Bir gün sende gideceksin, herkes gibi hem de…
Gidenler gibi sebepsiz bir gidişin olacak,
Çünkü gidişlerin bir sebebi yoktur aslında.
Yangının içinden kurtulmak ister gibi gideceksin ama
Kendini sönmez alevlere attığını bilmeden.
Yollar derinleşecek sen yürüdükçe ve
Derinleşecek acılar arkanda düşündükçe.
Kurak topraklar kentinden mümbit kaynaklara koşar gibi gideceksin
Çöl fırtınalarına, güneş patlamalarına kurban olduğunu bilmeden.
Hangi gidiş selamete götürür insanı eğer bu gidiş bir kaçışsa.
Ve zaten genelde gidenler kaçtığını bilmeden yürürler.

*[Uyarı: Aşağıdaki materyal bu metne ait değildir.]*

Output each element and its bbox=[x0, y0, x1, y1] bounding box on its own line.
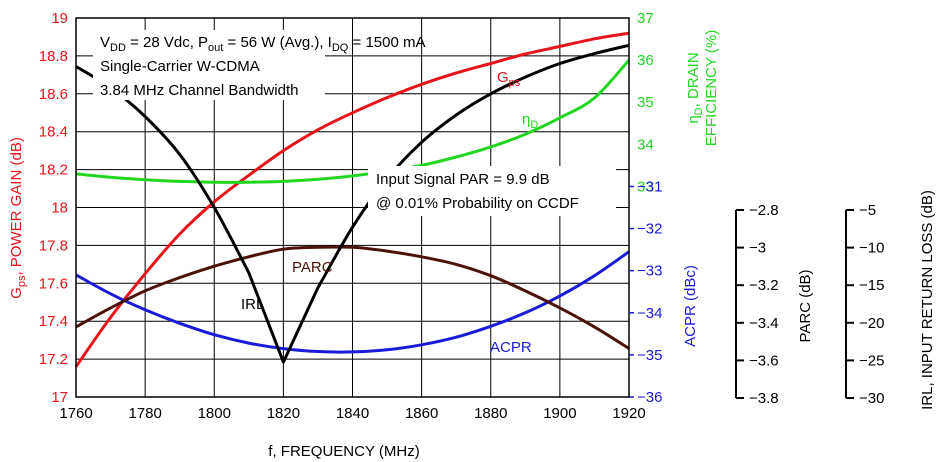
x-tick-label-6: 1880 bbox=[474, 405, 507, 422]
plot-border bbox=[75, 17, 630, 398]
efficiency-tick-label-4: 37 bbox=[637, 10, 654, 27]
gain-tick-label-6: 18.2 bbox=[39, 162, 68, 179]
conditions-box bbox=[93, 30, 325, 100]
acpr-tick-label-2: −34 bbox=[637, 305, 662, 322]
gain-tick-label-9: 18.8 bbox=[39, 48, 68, 65]
parc-tick-label-0: −2.8 bbox=[749, 202, 779, 219]
parc-tick-label-1: −3 bbox=[749, 240, 766, 257]
gain-tick-label-4: 17.8 bbox=[39, 237, 68, 254]
x-tick-label-7: 1900 bbox=[543, 405, 576, 422]
efficiency-tick-label-0: 33 bbox=[637, 178, 654, 195]
x-tick-label-1: 1780 bbox=[128, 405, 161, 422]
efficiency-tick-label-1: 34 bbox=[637, 136, 654, 153]
x-tick-label-4: 1840 bbox=[336, 405, 369, 422]
irl-tick-label-4: −25 bbox=[859, 352, 884, 369]
x-tick-label-5: 1860 bbox=[405, 405, 438, 422]
x-tick-label-0: 1760 bbox=[59, 405, 92, 422]
series-line-gain bbox=[74, 31, 630, 368]
acpr-tick-label-3: −33 bbox=[637, 263, 662, 280]
grid bbox=[75, 17, 630, 398]
gain-tick-label-7: 18.4 bbox=[39, 124, 68, 141]
series-label-gps: Gps bbox=[497, 69, 521, 89]
acpr-tick-label-4: −32 bbox=[637, 221, 662, 238]
gain-tick-label-3: 17.6 bbox=[39, 275, 68, 292]
acpr-tick-label-1: −35 bbox=[637, 347, 662, 364]
series-label-irl: IRL bbox=[241, 296, 264, 313]
acpr-tick-label-0: −36 bbox=[637, 389, 662, 406]
plot-frame bbox=[75, 17, 630, 398]
par-box bbox=[368, 166, 616, 216]
acpr-axis-title: ACPR (dBc) bbox=[682, 265, 699, 347]
efficiency-tick-label-2: 35 bbox=[637, 94, 654, 111]
gain-tick-label-0: 17 bbox=[51, 389, 68, 406]
parc-tick-label-3: −3.4 bbox=[749, 315, 779, 332]
parc-tick-label-2: −3.2 bbox=[749, 277, 779, 294]
series-line-efficiency bbox=[75, 59, 631, 184]
efficiency-axis-title-1: ηD, DRAIN bbox=[685, 52, 705, 123]
x-tick-label-2: 1800 bbox=[198, 405, 231, 422]
par-line-1: Input Signal PAR = 9.9 dB bbox=[376, 171, 550, 188]
efficiency-tick-label-3: 36 bbox=[637, 52, 654, 69]
parc-tick-label-5: −3.8 bbox=[749, 390, 779, 407]
irl-tick-label-0: −5 bbox=[859, 202, 876, 219]
gain-tick-label-5: 18 bbox=[51, 200, 68, 217]
par-line-2: @ 0.01% Probability on CCDF bbox=[376, 195, 579, 212]
irl-axis-title: IRL, INPUT RETURN LOSS (dB) bbox=[919, 190, 936, 410]
conditions-line-3: 3.84 MHz Channel Bandwidth bbox=[100, 82, 298, 99]
parc-tick-label-4: −3.6 bbox=[749, 352, 779, 369]
irl-tick-label-1: −10 bbox=[859, 240, 884, 257]
gain-tick-label-2: 17.4 bbox=[39, 313, 68, 330]
irl-tick-label-3: −20 bbox=[859, 315, 884, 332]
x-tick-label-3: 1820 bbox=[267, 405, 300, 422]
gain-tick-label-10: 19 bbox=[51, 10, 68, 27]
acpr-tick-label-5: −31 bbox=[637, 178, 662, 195]
series-line-parc bbox=[75, 245, 630, 350]
irl-tick-label-2: −15 bbox=[859, 277, 884, 294]
series-label-eta: ηD bbox=[522, 111, 538, 131]
x-axis-title: f, FREQUENCY (MHz) bbox=[268, 443, 419, 460]
irl-tick-label-5: −30 bbox=[859, 390, 884, 407]
series-label-parc: PARC bbox=[292, 259, 333, 276]
gain-axis-title: Gps, POWER GAIN (dB) bbox=[8, 137, 28, 299]
parc-axis-title: PARC (dB) bbox=[797, 269, 814, 342]
axes: 1760 1780 1800 1820 1840 1860 1880 1900 1920 17 17… bbox=[39, 10, 885, 422]
series-line-acpr bbox=[75, 250, 630, 354]
series-label-acpr: ACPR bbox=[490, 339, 532, 356]
x-tick-label-8: 1920 bbox=[612, 405, 645, 422]
gain-tick-label-1: 17.2 bbox=[39, 351, 68, 368]
efficiency-axis-title-2: EFFICIENCY (%) bbox=[703, 30, 720, 146]
conditions-line-1: VDD = 28 Vdc, Pout = 56 W (Avg.), IDQ = … bbox=[100, 34, 426, 54]
gain-tick-label-8: 18.6 bbox=[39, 86, 68, 103]
conditions-line-2: Single-Carrier W-CDMA bbox=[100, 58, 260, 75]
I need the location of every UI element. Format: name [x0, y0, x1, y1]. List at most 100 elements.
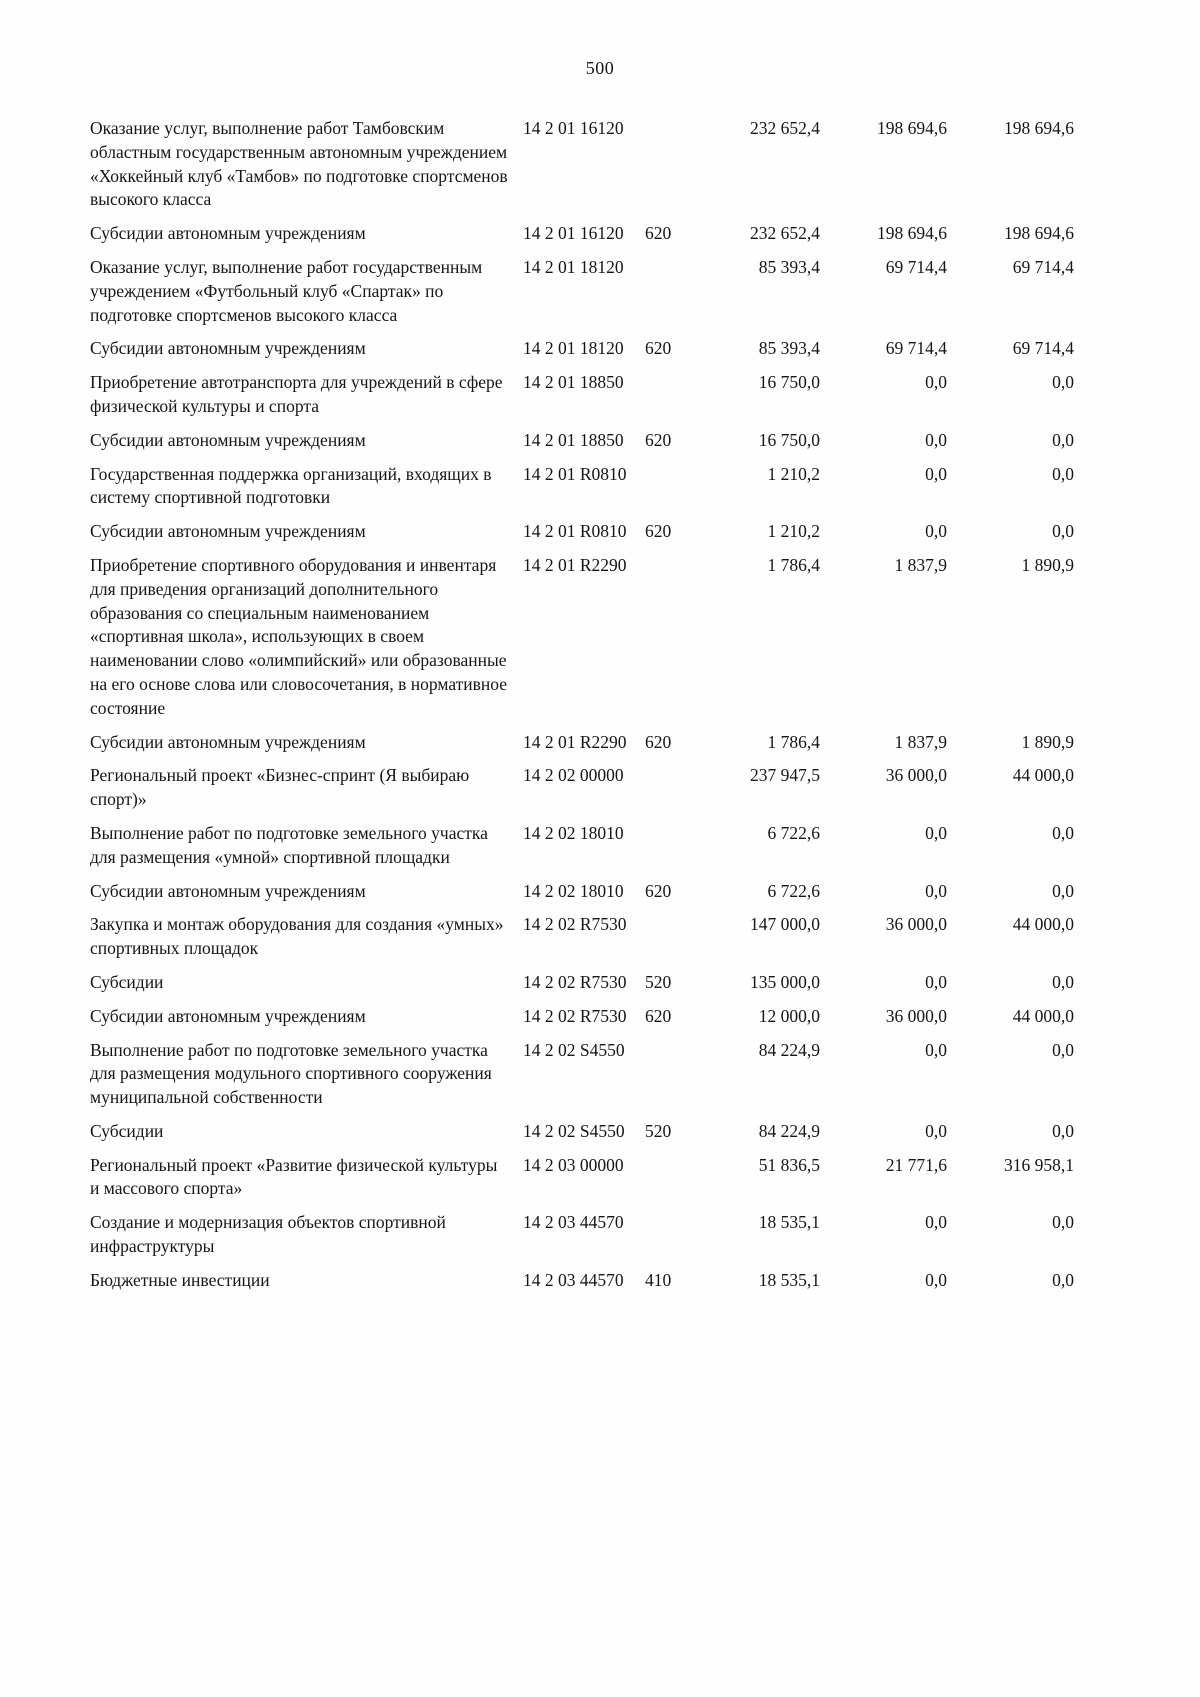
table-row: Выполнение работ по подготовке земельног… [90, 1039, 1074, 1110]
table-row: Оказание услуг, выполнение работ государ… [90, 256, 1074, 327]
row-code: 14 2 03 00000 [523, 1154, 624, 1175]
row-amount-year2: 21 771,6 [885, 1154, 947, 1175]
row-amount-year3: 0,0 [1052, 971, 1074, 992]
row-name: Субсидии [90, 1120, 164, 1141]
row-expense-type-code [645, 1154, 695, 1202]
row-code: 14 2 02 18010 [523, 822, 624, 843]
row-amount-year2: 1 837,9 [894, 731, 948, 752]
row-amount-year2: 0,0 [925, 1212, 947, 1233]
row-amount-year1: 232 652,4 [750, 118, 820, 138]
row-amount-year3: 69 714,4 [1012, 338, 1074, 359]
table-row: Субсидии 14 2 02 R7530 520 135 000,0 0,0 0,0 [90, 971, 1074, 995]
row-amount-year1: 1 786,4 [767, 731, 821, 752]
row-expense-type-code: 620 [645, 429, 672, 450]
row-amount-year3: 1 890,9 [1021, 731, 1075, 752]
row-name: Закупка и монтаж оборудования для создан… [90, 914, 504, 959]
row-name: Создание и модернизация объектов спортив… [90, 1212, 446, 1257]
row-code: 14 2 03 44570 [523, 1212, 624, 1233]
row-amount-year2: 36 000,0 [885, 1005, 947, 1026]
row-expense-type-code [645, 913, 695, 961]
page-number: 500 [585, 58, 615, 78]
row-amount-year3: 0,0 [1052, 880, 1074, 901]
row-code: 14 2 02 R7530 [523, 914, 627, 935]
row-expense-type-code [645, 822, 695, 870]
row-amount-year3: 0,0 [1052, 521, 1074, 542]
row-amount-year3: 0,0 [1052, 372, 1074, 393]
row-code: 14 2 01 R2290 [523, 731, 627, 752]
row-amount-year3: 198 694,6 [1004, 223, 1074, 244]
row-name: Субсидии автономным учреждениям [90, 880, 366, 901]
row-amount-year1: 232 652,4 [750, 223, 820, 244]
row-expense-type-code [645, 463, 695, 511]
row-amount-year2: 1 837,9 [894, 554, 948, 575]
row-expense-type-code: 620 [645, 880, 672, 901]
row-code: 14 2 01 18850 [523, 429, 624, 450]
row-amount-year2: 0,0 [925, 521, 947, 542]
row-amount-year2: 0,0 [925, 463, 947, 484]
row-code: 14 2 03 44570 [523, 1269, 624, 1290]
row-amount-year3: 69 714,4 [1012, 256, 1074, 277]
row-amount-year3: 0,0 [1052, 463, 1074, 484]
table-row: Субсидии автономным учреждениям 14 2 01 1… [90, 429, 1074, 453]
row-amount-year3: 44 000,0 [1012, 765, 1074, 786]
row-amount-year1: 51 836,5 [758, 1154, 820, 1175]
row-code: 14 2 01 18120 [523, 338, 624, 359]
row-expense-type-code: 620 [645, 338, 672, 359]
row-amount-year2: 0,0 [925, 372, 947, 393]
table-row: Субсидии автономным учреждениям 14 2 01 1… [90, 222, 1074, 246]
row-code: 14 2 01 R2290 [523, 554, 627, 575]
table-row: Государственная поддержка организаций, в… [90, 463, 1074, 511]
row-name: Оказание услуг, выполнение работ государ… [90, 256, 483, 325]
row-amount-year1: 12 000,0 [758, 1005, 820, 1026]
row-expense-type-code [645, 117, 695, 212]
row-amount-year1: 147 000,0 [750, 914, 820, 935]
row-amount-year1: 16 750,0 [758, 372, 820, 393]
row-amount-year2: 69 714,4 [885, 338, 947, 359]
row-name: Выполнение работ по подготовке земельног… [90, 1039, 492, 1108]
row-amount-year3: 1 890,9 [1021, 554, 1075, 575]
table-row: Оказание услуг, выполнение работ Тамбовс… [90, 117, 1074, 212]
row-amount-year2: 198 694,6 [877, 118, 947, 138]
row-amount-year1: 84 224,9 [758, 1120, 820, 1141]
row-amount-year2: 0,0 [925, 822, 947, 843]
row-amount-year2: 0,0 [925, 429, 947, 450]
row-amount-year3: 44 000,0 [1012, 1005, 1074, 1026]
table-row: Выполнение работ по подготовке земельног… [90, 822, 1074, 870]
row-code: 14 2 02 S4550 [523, 1039, 625, 1060]
row-amount-year2: 0,0 [925, 1039, 947, 1060]
row-amount-year1: 16 750,0 [758, 429, 820, 450]
row-expense-type-code: 520 [645, 1120, 672, 1141]
row-amount-year1: 6 722,6 [767, 880, 821, 901]
row-code: 14 2 02 R7530 [523, 971, 627, 992]
table-row: Приобретение автотранспорта для учрежден… [90, 371, 1074, 419]
row-code: 14 2 01 R0810 [523, 463, 627, 484]
row-amount-year2: 0,0 [925, 971, 947, 992]
row-amount-year2: 0,0 [925, 880, 947, 901]
row-amount-year3: 44 000,0 [1012, 914, 1074, 935]
row-name: Субсидии [90, 971, 164, 992]
budget-table: Оказание услуг, выполнение работ Тамбовс… [0, 117, 1200, 1293]
row-amount-year2: 36 000,0 [885, 765, 947, 786]
row-name: Субсидии автономным учреждениям [90, 521, 366, 542]
row-amount-year1: 135 000,0 [750, 971, 820, 992]
row-name: Выполнение работ по подготовке земельног… [90, 822, 488, 867]
table-row: Субсидии автономным учреждениям 14 2 01 R… [90, 731, 1074, 755]
row-code: 14 2 02 S4550 [523, 1120, 625, 1141]
row-amount-year2: 198 694,6 [877, 223, 947, 244]
row-amount-year1: 1 210,2 [767, 521, 821, 542]
row-expense-type-code: 620 [645, 1005, 672, 1026]
row-amount-year3: 198 694,6 [1004, 118, 1074, 138]
row-expense-type-code [645, 371, 695, 419]
row-amount-year1: 1 786,4 [767, 554, 821, 575]
row-amount-year1: 6 722,6 [767, 822, 821, 843]
row-amount-year2: 36 000,0 [885, 914, 947, 935]
table-row: Субсидии 14 2 02 S4550 520 84 224,9 0,0 0,0 [90, 1120, 1074, 1144]
row-expense-type-code [645, 1211, 695, 1259]
table-row: Субсидии автономным учреждениям 14 2 01 1… [90, 337, 1074, 361]
row-amount-year3: 316 958,1 [1004, 1154, 1074, 1175]
row-name: Субсидии автономным учреждениям [90, 338, 366, 359]
row-expense-type-code: 620 [645, 223, 672, 244]
row-amount-year3: 0,0 [1052, 429, 1074, 450]
row-code: 14 2 01 R0810 [523, 521, 627, 542]
row-name: Субсидии автономным учреждениям [90, 223, 366, 244]
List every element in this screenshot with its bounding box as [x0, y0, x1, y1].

Farkında olur musun bilinmez, attığın her adım daha da parçalayacak fay hatlarını,
Attığın her adım biraz daha yaklaştıracak seni ve ötekini büyük yıkıma.
Büyük yıkım öyle hoyrat, öyle vicdansız, öyle ansız gelir ki
Sen yol yürüdüğünü zannedeceksin kentler, gökler, dağlar ve dahi her şey bir bir düşerken.
Sen yürüdüğünü mü sanıyorsun, bahardan kaçar gibi, sevgiden kaçar gibi, renklerden kaçar gibi giderken aslında.
Bir gün sende gideceksin, hem de şimdi gideceğini bilmeden,
Koca koca yeminler edeceksin, koca koca sözler vereceksin sensiz gitmem diye ama
Bil ki, kalbi sevdasından daha hafif olan ruh, bir gün sende gideceksin.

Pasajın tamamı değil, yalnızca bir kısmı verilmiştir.